# Hires TRADE MARK REGISTERED 7 OZ bottle



## stonerider (Mar 26, 2017)

This is my very first post as a new member. I got this bottle that is 7-5/8 inches tall x 2-1/8 inch diameter in the center x 1-3/8 inch diameter at the bottom where 7 oz is embossed as shown in the picture.
I think this is very early and possibly from the late 1800’s. Does anyone know how old this bottle is as I can’t find a similar Hires bottle picture with information.


----------



## sandchip (Mar 26, 2017)

Nice looking bottle.  Hopefully, someone here can give you details on that particular variant.


----------



## iggyworf (Mar 27, 2017)

Welcome! I don't know the exact date but it is not late 1800's. Probably 1920's because of the crown closure. . I don't collect Hires. Yes hopefully someone else will chime in.


----------



## stonerider (Mar 27, 2017)

I think it could be late 1800's. I found this  "The origins of the bottle cap we know it started in 1890 with William Painter. Painter came up with a one-time use cap with a cork lining he called crown cork since it resembled the British Queen’s crown. This type of bottle cap is still in wide use today by the beer industry."


----------



## sandchip (Mar 28, 2017)

stonerider said:


> I think it could be late 1800's. I found this  "The origins of the bottle cap we know it started in 1890 with William Painter. Painter came up with a one-time use cap with a cork lining he called crown cork since it resembled the British Queen’s crown. This type of bottle cap is still in wide use today by the beer industry."

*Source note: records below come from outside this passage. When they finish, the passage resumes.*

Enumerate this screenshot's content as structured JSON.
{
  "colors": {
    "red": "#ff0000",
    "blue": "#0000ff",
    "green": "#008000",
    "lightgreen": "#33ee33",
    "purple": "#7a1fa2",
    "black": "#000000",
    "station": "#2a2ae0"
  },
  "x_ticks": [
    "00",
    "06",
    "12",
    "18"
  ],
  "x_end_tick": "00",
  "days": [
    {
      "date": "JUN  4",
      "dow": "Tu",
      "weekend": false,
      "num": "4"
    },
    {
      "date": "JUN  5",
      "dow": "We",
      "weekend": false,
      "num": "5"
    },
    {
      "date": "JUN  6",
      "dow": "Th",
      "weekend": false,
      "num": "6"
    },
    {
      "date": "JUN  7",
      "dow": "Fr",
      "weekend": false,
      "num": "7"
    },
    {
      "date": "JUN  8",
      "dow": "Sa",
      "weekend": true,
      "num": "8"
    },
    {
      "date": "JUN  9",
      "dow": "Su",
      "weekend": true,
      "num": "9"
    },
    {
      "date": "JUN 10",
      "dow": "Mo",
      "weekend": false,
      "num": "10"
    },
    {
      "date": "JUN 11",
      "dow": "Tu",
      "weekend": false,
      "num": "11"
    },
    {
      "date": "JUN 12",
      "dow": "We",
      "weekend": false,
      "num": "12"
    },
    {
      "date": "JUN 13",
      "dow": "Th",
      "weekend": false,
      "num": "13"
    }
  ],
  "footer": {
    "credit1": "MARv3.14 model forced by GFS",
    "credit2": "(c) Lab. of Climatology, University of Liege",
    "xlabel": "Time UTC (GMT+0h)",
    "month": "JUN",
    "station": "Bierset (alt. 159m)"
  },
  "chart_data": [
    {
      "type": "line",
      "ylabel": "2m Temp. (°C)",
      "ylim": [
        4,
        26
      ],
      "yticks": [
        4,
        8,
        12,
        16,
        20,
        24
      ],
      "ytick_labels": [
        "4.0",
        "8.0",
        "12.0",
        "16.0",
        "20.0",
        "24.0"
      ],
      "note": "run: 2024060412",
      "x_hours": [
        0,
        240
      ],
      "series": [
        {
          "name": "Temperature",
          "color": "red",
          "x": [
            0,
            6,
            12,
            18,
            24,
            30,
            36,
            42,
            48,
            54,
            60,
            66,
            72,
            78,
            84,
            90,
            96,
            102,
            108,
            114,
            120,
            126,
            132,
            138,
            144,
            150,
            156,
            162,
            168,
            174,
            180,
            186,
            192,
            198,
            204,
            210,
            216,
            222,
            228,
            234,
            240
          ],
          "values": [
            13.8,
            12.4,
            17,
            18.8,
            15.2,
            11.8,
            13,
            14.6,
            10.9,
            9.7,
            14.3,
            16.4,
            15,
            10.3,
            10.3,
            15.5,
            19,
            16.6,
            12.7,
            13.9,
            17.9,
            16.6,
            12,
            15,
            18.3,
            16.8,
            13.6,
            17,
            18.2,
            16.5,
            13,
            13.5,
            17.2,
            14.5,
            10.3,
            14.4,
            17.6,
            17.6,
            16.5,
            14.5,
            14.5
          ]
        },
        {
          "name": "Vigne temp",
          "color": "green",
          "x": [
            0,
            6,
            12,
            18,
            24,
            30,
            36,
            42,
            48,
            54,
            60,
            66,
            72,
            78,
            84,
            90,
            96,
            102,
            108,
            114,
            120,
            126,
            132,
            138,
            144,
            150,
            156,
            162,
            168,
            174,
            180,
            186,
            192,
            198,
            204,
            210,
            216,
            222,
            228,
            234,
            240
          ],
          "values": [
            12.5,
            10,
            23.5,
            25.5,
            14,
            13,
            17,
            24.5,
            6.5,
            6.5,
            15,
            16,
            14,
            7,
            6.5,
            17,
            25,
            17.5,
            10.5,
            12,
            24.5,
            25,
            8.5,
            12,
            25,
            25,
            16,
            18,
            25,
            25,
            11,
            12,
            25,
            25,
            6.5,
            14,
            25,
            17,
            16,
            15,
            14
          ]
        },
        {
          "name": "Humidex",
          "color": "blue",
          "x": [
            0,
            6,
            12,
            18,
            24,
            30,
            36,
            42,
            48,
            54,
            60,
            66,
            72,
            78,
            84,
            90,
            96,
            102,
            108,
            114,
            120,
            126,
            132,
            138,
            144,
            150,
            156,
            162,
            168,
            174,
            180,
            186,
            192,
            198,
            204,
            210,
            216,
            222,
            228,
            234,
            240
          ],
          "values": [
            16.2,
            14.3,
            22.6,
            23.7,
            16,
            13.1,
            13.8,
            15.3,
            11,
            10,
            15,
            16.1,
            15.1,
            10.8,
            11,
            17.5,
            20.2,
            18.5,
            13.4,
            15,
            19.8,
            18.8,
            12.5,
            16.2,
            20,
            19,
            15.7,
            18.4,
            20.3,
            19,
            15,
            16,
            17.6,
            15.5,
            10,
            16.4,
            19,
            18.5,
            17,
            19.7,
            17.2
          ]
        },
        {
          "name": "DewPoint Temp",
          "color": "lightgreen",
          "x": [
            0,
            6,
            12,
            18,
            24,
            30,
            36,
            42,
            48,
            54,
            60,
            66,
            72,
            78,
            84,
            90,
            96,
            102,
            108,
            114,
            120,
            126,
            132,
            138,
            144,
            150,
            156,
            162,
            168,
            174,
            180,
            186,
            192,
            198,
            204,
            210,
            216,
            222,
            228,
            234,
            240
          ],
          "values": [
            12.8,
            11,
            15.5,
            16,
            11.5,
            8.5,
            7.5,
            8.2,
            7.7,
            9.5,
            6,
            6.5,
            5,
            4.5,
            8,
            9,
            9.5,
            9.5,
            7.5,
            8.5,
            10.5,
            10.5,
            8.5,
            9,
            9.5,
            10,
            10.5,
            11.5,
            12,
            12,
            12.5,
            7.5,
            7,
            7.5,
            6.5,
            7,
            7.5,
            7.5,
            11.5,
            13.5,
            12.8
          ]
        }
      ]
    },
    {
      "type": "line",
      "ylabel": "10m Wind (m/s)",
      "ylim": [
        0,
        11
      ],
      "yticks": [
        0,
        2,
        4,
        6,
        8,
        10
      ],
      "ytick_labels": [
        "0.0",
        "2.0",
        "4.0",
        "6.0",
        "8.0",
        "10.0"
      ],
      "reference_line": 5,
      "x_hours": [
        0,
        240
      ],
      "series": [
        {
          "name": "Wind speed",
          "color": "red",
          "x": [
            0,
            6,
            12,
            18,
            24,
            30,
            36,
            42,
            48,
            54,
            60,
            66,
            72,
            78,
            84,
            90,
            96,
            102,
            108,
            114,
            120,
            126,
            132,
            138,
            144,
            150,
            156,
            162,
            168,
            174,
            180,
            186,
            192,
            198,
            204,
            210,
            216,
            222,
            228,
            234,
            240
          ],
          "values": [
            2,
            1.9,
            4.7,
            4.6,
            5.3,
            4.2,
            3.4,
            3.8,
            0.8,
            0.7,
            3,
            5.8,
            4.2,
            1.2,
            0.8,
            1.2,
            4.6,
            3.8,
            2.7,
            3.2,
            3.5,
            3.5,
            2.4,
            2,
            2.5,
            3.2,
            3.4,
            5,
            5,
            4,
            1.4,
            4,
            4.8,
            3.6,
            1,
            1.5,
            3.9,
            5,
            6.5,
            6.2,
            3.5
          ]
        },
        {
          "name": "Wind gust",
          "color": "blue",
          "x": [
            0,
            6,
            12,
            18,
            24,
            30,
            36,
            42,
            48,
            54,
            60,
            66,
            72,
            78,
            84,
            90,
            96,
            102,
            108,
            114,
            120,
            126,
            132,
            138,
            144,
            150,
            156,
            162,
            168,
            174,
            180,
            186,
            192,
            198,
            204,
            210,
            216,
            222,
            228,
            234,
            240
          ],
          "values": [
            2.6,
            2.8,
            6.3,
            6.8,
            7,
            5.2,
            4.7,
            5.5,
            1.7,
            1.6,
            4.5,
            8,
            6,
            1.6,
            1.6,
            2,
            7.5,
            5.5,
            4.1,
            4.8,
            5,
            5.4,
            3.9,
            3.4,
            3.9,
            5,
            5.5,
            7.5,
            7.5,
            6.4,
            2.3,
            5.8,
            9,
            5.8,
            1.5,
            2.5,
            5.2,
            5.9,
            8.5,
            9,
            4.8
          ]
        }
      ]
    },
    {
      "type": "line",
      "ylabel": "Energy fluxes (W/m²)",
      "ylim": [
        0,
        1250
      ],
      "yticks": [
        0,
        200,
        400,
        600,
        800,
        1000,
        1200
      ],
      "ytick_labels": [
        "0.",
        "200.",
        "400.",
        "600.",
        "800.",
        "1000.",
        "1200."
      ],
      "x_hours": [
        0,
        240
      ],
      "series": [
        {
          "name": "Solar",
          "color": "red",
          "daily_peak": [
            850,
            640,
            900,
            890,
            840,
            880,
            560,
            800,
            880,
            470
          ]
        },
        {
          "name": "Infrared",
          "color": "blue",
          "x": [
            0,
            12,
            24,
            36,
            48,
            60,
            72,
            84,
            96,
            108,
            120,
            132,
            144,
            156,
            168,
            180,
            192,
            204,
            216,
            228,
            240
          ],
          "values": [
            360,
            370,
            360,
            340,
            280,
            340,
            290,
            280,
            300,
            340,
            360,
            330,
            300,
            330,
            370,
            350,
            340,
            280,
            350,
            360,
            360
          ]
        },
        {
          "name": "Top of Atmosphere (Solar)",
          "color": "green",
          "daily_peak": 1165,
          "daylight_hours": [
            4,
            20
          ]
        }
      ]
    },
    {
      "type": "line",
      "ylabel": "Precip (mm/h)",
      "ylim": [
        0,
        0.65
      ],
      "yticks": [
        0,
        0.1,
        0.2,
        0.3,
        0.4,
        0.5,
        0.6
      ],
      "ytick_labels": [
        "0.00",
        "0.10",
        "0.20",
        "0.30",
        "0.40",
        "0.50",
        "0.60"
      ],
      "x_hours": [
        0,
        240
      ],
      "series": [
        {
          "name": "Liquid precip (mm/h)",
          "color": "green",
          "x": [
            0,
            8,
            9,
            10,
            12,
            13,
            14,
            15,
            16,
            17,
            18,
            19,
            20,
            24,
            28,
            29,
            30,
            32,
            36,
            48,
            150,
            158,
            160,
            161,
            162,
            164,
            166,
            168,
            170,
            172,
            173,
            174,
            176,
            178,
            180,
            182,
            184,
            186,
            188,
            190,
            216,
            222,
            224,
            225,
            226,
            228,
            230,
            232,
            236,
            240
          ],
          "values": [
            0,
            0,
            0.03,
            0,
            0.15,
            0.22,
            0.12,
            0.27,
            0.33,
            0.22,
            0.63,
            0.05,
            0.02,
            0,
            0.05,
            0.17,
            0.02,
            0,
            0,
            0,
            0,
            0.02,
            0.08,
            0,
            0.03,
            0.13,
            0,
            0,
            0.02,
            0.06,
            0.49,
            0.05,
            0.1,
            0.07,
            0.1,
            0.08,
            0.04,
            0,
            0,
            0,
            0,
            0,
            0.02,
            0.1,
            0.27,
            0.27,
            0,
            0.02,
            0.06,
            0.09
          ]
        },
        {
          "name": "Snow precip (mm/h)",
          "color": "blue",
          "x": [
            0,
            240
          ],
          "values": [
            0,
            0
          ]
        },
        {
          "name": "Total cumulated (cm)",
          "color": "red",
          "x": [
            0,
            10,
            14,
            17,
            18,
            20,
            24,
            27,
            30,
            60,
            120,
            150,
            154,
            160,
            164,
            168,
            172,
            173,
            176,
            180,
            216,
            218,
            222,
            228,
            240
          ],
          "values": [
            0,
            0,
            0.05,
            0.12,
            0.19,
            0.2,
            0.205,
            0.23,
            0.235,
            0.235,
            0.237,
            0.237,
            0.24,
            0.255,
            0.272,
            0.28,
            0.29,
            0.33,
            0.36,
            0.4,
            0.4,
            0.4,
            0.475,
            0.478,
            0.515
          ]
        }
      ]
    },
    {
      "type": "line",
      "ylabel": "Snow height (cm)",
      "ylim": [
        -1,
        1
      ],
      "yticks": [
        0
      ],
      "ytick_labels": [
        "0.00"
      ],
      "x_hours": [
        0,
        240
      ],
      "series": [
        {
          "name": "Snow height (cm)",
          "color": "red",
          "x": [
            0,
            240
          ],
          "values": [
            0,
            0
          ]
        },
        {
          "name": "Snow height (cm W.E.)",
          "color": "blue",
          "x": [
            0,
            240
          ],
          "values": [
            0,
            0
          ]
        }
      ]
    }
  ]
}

I agree, Stone.  From what I can find out, it was introduced in 1876,  and bottling began in 1890 so that, coupled with the tooled top, it  could easily date to the 1890s, depending on what the first mold looked  like.  Most everybody was having their bottles machine blown by the  1920s.


----------



## stonerider (Mar 28, 2017)

Thanks sandchip. I found this reference to a hires bottle "rare, only-known-example, possibly highly sought after, valuable, green glass, paper label, 1904 Hires Root Beer Bottle. 
By the way, Hire's first Crown closure bottle was produced in 1897, which dates this one only seven years later. "

 That gives credence that my bottle could be from that era. Also I haven't seen any crown top bottles with a narrow base mass produced.

I'm still looking for help with this item. Everything I printed is just an educated guess that it is rare. Would like to know the value of this Hires also.


----------



## sunrunner (Apr 2, 2017)

your bottle dates 1906 to about 1910.


----------



## stonerider (Apr 2, 2017)

Thanks for the information. That's great!


----------